Yes a lot of things will happen tonight, and some of them will be very bad. Right now, an automobile crash is happening and lives will be lost. Right now, an elderly woman lies in a hospital room, alone, with no one to hold her hand, her life slowly slipping away. Right now, a married couple will sit in silence in a neonatal intensive care unit and look at an impossibly tiny human form in an incubator, covered with wires and tubes and tape, taking short, labored breaths, and they will wonder why a merciful and loving God would do this to them and their firstborn.

These things, and a lot worse, will happen tonight. But since I try to be a "glass half full" kind of guy, I like to think that some good things will also happen.

I like to think that people are gathering together and sharing stories of the solstice, and of traditions and customs past, and forming bonds that will last a lifetime.

I like to think there are families where children are taught to accept everyone for the kind of person they are, rather than judge them on what color their skin is, or what kind of accent they speak with, or who they love, or how much money they make, or whether they worship a god or not.

I like to think we can live in a world where all children and animals are loved and wanted, and everyone has a home, enough to eat and medical care when needed.

I like to think there are people who are beginning to awaken to the understanding of the unimaginably vast universe in which we live, and how there are billions and billions of galaxies, each one containing many billions of stars, millions of which have planets similar to our own, and how some of them might harbor life with sentient beings who do as we do: look out into the vast starry expanse of a clear night and wonder if there's anybody else out there.

I like to think that not all people in the world are ignorant and bigoted and hateful, although so often it seems politicians, celebrities and athletes go out of their way in a very public fashion to prove otherwise.
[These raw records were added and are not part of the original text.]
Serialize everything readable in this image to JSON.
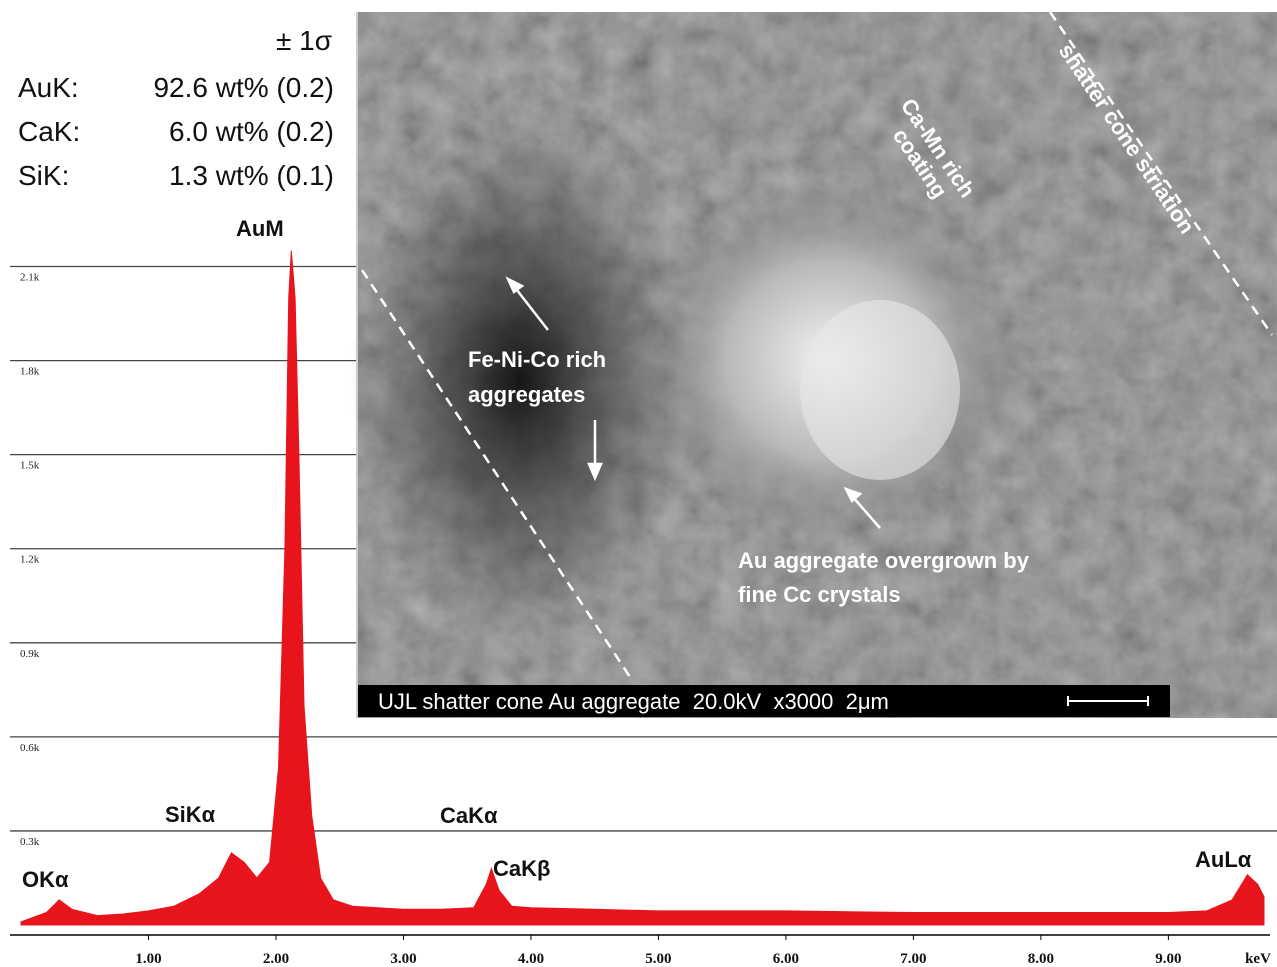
{
  "chart_data": {
    "type": "area",
    "x_label": "keV",
    "x": [
      0.0,
      0.2,
      0.3,
      0.4,
      0.6,
      0.8,
      1.0,
      1.2,
      1.4,
      1.55,
      1.65,
      1.75,
      1.85,
      1.95,
      2.02,
      2.07,
      2.1,
      2.12,
      2.15,
      2.18,
      2.22,
      2.28,
      2.35,
      2.45,
      2.6,
      2.8,
      3.0,
      3.3,
      3.55,
      3.65,
      3.69,
      3.75,
      3.85,
      4.0,
      4.5,
      5.0,
      5.5,
      6.0,
      6.5,
      7.0,
      7.5,
      8.0,
      8.5,
      9.0,
      9.3,
      9.5,
      9.62,
      9.7,
      9.75
    ],
    "values": [
      10,
      40,
      80,
      50,
      30,
      35,
      45,
      60,
      100,
      150,
      230,
      200,
      150,
      200,
      500,
      1200,
      2000,
      2150,
      2000,
      1500,
      700,
      350,
      150,
      80,
      60,
      55,
      50,
      50,
      55,
      130,
      180,
      110,
      60,
      55,
      50,
      45,
      45,
      45,
      42,
      40,
      40,
      40,
      40,
      40,
      45,
      80,
      160,
      130,
      90
    ],
    "color": "#e8141c",
    "xlim": [
      0,
      9.75
    ],
    "ylim": [
      0,
      2950
    ],
    "xticks": [
      {
        "value": 1,
        "label": "1.00"
      },
      {
        "value": 2,
        "label": "2.00"
      },
      {
        "value": 3,
        "label": "3.00"
      },
      {
        "value": 4,
        "label": "4.00"
      },
      {
        "value": 5,
        "label": "5.00"
      },
      {
        "value": 6,
        "label": "6.00"
      },
      {
        "value": 7,
        "label": "7.00"
      },
      {
        "value": 8,
        "label": "8.00"
      },
      {
        "value": 9,
        "label": "9.00"
      }
    ],
    "yticks": [
      {
        "value": 300,
        "label": "0.3k"
      },
      {
        "value": 600,
        "label": "0.6k"
      },
      {
        "value": 900,
        "label": "0.9k"
      },
      {
        "value": 1200,
        "label": "1.2k"
      },
      {
        "value": 1500,
        "label": "1.5k"
      },
      {
        "value": 1800,
        "label": "1.8k"
      },
      {
        "value": 2100,
        "label": "2.1k"
      }
    ],
    "grid": true,
    "peak_labels": [
      "OKα",
      "SiKα",
      "AuM",
      "CaKα",
      "CaKβ",
      "AuLα"
    ],
    "composition": {
      "header": "± 1σ",
      "rows": [
        {
          "element": "AuK:",
          "text": "92.6 wt% (0.2)"
        },
        {
          "element": "CaK:",
          "text": "6.0 wt% (0.2)"
        },
        {
          "element": "SiK:",
          "text": "1.3 wt% (0.1)"
        }
      ]
    }
  },
  "inset": {
    "labels": [
      "Ca-Mn rich",
      "coating",
      "shatter cone striation",
      "Fe-Ni-Co rich",
      "aggregates",
      "Au aggregate overgrown by",
      "fine Cc crystals"
    ],
    "caption": "UJL shatter cone Au aggregate  20.0kV  x3000  2μm"
  }
}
I like to think that someday humans will rid themselves of the arcane, discredited and destructive notion that they are the superior form of life on this planet and all other forms are to be abused and exploited as we wish. I completely and utterly reject and condemn with every fiber of my being the Biblical idea that mankind has been given "dominion" over the earth. With each passing day, it's becoming more critical that mankind understands and accepts that it is a part of the immense web of life that exists on this planet, and we must coexist with every other life form. We have the ability to destroy this planet and with that comes the responsibility to make sure that doesn't happen. We have no right to ruin this planet for other life forms just because we're unable to control our primitive urges.

I like to think that we can create a world where people are freed from the tyranny of religion and are fully able to realize their true potential. I want to live in a world where laws are just and fair and rooted in compassion and mercy, instead of hatred, fear and antiquated superstition.

I wish we could take a little bit of the peace and serenity of this day and keep it close to us and nurture it, and find a way to make it last through the other 364 days.